Ese día no me demoré mucho en esos
pensamientos. Quité el terciopelo rojo que separaba las joyas depositadas en la
cajita de madera de una astilla de porcelana blanca de aspecto nada
extraordinario, hasta ese momento totalmente insignificante para mí. Saqué la
astilla de la caja, la sostuve a la luz para examinarlo con más atención y,
llevada por mi intuición, corrí al armario de la cocina, empujé una silla,
trepé y bajé el plato. Tal como lo había imaginado, la astilla -tan
cuidadosamente guardada junto a las únicas tres valiosas pertenencias de mi
madre- correspondía al plato que había roto el día en que puso los ojos en mi
padre.
Con más prudencia y respeto, repuse
con mucho cuidado la sagrada astilla en su lugar junto a las joyas y la tela
que la protegía. Ahora sabía a ciencia cierta que ese juego de porcelana
guardaba para mi madre una serie de historias de amor sobre su familia, pero ninguna
tan memorable como la que le había legado aquel plato en especial. Con esa
astilla empezó una historia de amor que actualmente va por el capítulo 53; ¡mis
padres llevan cincuenta y tres años de casados!

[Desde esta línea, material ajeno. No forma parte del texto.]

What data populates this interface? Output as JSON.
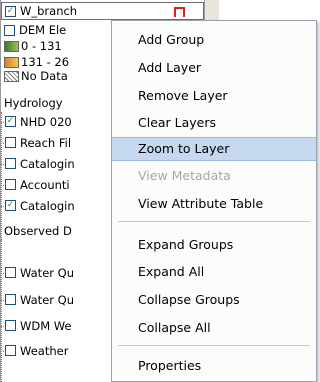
{
  "layers": {
    "top_item": "W_branch",
    "dem_layer": "DEM Ele",
    "legend": [
      {
        "label": "0 - 131",
        "color": "#6aa04a"
      },
      {
        "label": "131 - 26",
        "color": "#e8a23a"
      },
      {
        "label": "No Data",
        "color": "hatch"
      }
    ],
    "groups": [
      {
        "label": "Hydrology",
        "items": [
          {
            "label": "NHD 020",
            "checked": true
          },
          {
            "label": "Reach Fil",
            "checked": false
          },
          {
            "label": "Catalogin",
            "checked": false
          },
          {
            "label": "Accounti",
            "checked": false
          },
          {
            "label": "Catalogin",
            "checked": true
          }
        ]
      },
      {
        "label": "Observed D",
        "items": [
          {
            "label": "Water Qu",
            "checked": false
          },
          {
            "label": "Water Qu",
            "checked": false
          },
          {
            "label": "WDM We",
            "checked": false
          },
          {
            "label": "Weather",
            "checked": false
          }
        ]
      }
    ]
  },
  "context_menu": {
    "items": [
      {
        "label": "Add Group",
        "enabled": true
      },
      {
        "label": "Add Layer",
        "enabled": true
      },
      {
        "label": "Remove Layer",
        "enabled": true
      },
      {
        "label": "Clear Layers",
        "enabled": true
      },
      {
        "label": "Zoom to Layer",
        "enabled": true,
        "highlighted": true
      },
      {
        "label": "View Metadata",
        "enabled": false
      },
      {
        "label": "View Attribute Table",
        "enabled": true
      },
      {
        "label": "Expand Groups",
        "enabled": true
      },
      {
        "label": "Expand All",
        "enabled": true
      },
      {
        "label": "Collapse Groups",
        "enabled": true
      },
      {
        "label": "Collapse All",
        "enabled": true
      },
      {
        "label": "Properties",
        "enabled": true
      }
    ],
    "highlight_color": "#c5d8ef",
    "disabled_color": "#a6a6a6"
  }
}
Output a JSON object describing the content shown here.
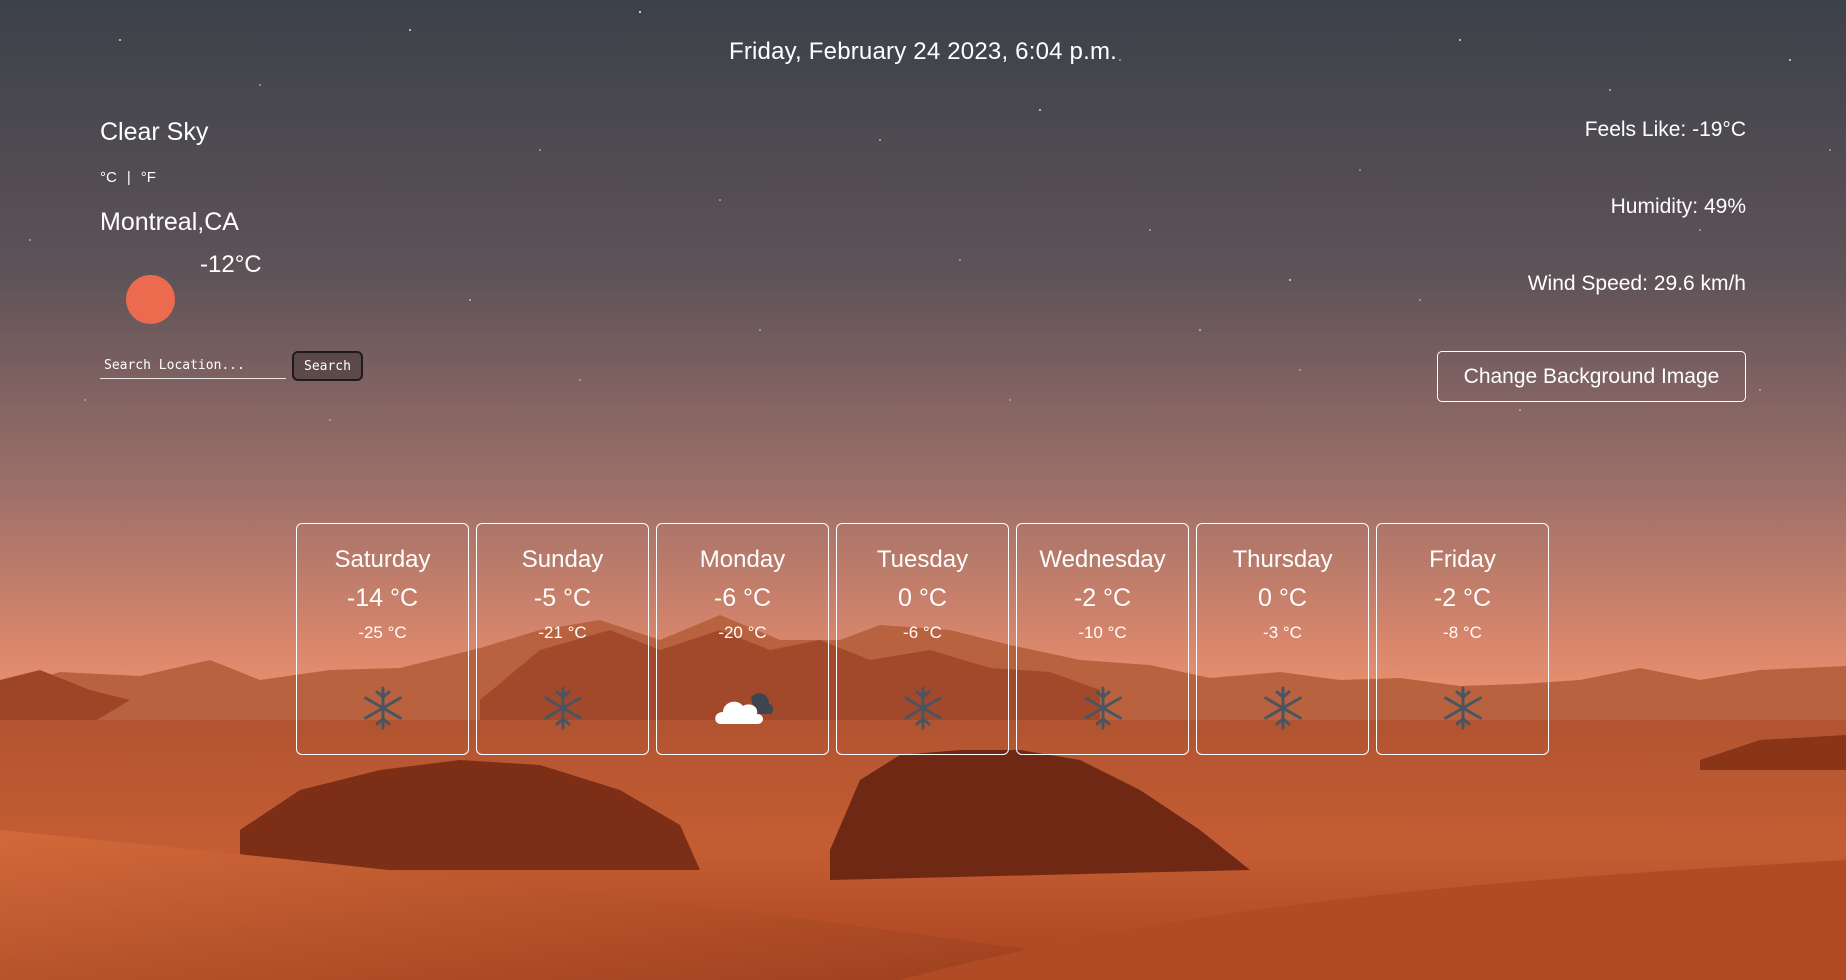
{
  "header": {
    "datetime": "Friday, February 24 2023, 6:04 p.m."
  },
  "current": {
    "condition": "Clear Sky",
    "unit_celsius": "°C",
    "unit_separator": "|",
    "unit_fahrenheit": "°F",
    "city": "Montreal,CA",
    "temperature": "-12°C",
    "icon": "sun-icon"
  },
  "search": {
    "placeholder": "Search Location...",
    "button_label": "Search"
  },
  "stats": {
    "feels_like": "Feels Like: -19°C",
    "humidity": "Humidity: 49%",
    "wind_speed": "Wind Speed: 29.6 km/h"
  },
  "background": {
    "button_label": "Change Background Image"
  },
  "forecast": [
    {
      "day": "Saturday",
      "high": "-14 °C",
      "low": "-25 °C",
      "icon": "snowflake-icon"
    },
    {
      "day": "Sunday",
      "high": "-5 °C",
      "low": "-21 °C",
      "icon": "snowflake-icon"
    },
    {
      "day": "Monday",
      "high": "-6 °C",
      "low": "-20 °C",
      "icon": "cloud-icon"
    },
    {
      "day": "Tuesday",
      "high": "0 °C",
      "low": "-6 °C",
      "icon": "snowflake-icon"
    },
    {
      "day": "Wednesday",
      "high": "-2 °C",
      "low": "-10 °C",
      "icon": "snowflake-icon"
    },
    {
      "day": "Thursday",
      "high": "0 °C",
      "low": "-3 °C",
      "icon": "snowflake-icon"
    },
    {
      "day": "Friday",
      "high": "-2 °C",
      "low": "-8 °C",
      "icon": "snowflake-icon"
    }
  ],
  "colors": {
    "sun": "#ec6a4e",
    "sky_top": "#3c4149",
    "horizon": "#ea8f6e",
    "sand": "#c2562c",
    "snowflake": "#4a5560"
  }
}
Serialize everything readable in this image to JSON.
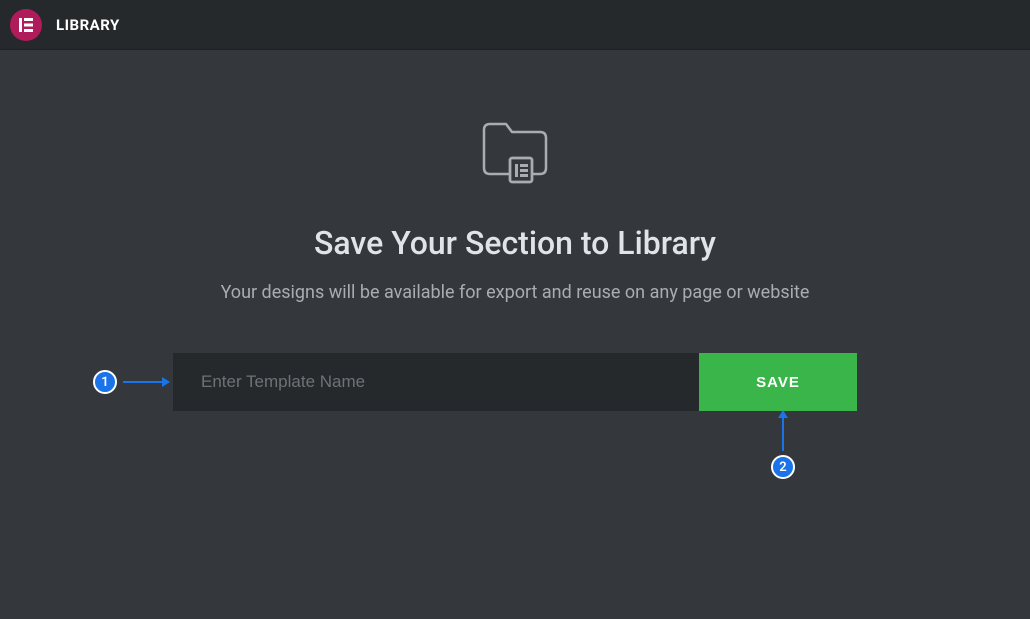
{
  "topbar": {
    "title": "LIBRARY",
    "logo_letter": "E"
  },
  "main": {
    "title": "Save Your Section to Library",
    "subtitle": "Your designs will be available for export and reuse on any page or website",
    "input_placeholder": "Enter Template Name",
    "input_value": "",
    "save_label": "SAVE"
  },
  "annotations": {
    "step1": "1",
    "step2": "2"
  }
}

Una de mis hermanas le preguntó a mi
mamá si alguna vez el anillo antiguo de rubí podía ser de ella, y mi otra
hermana reclamó los aros de perlas de la abuela. Quiero que mis hermanas tengan
esas bellas herencias de familia. En cuanto a mí, bueno, me gustaría conservar
aquello que simboliza el comienzo de la extraordinaria vida de amor de una
mujer extraordinaria. Querría guardar esa pequeña astilla.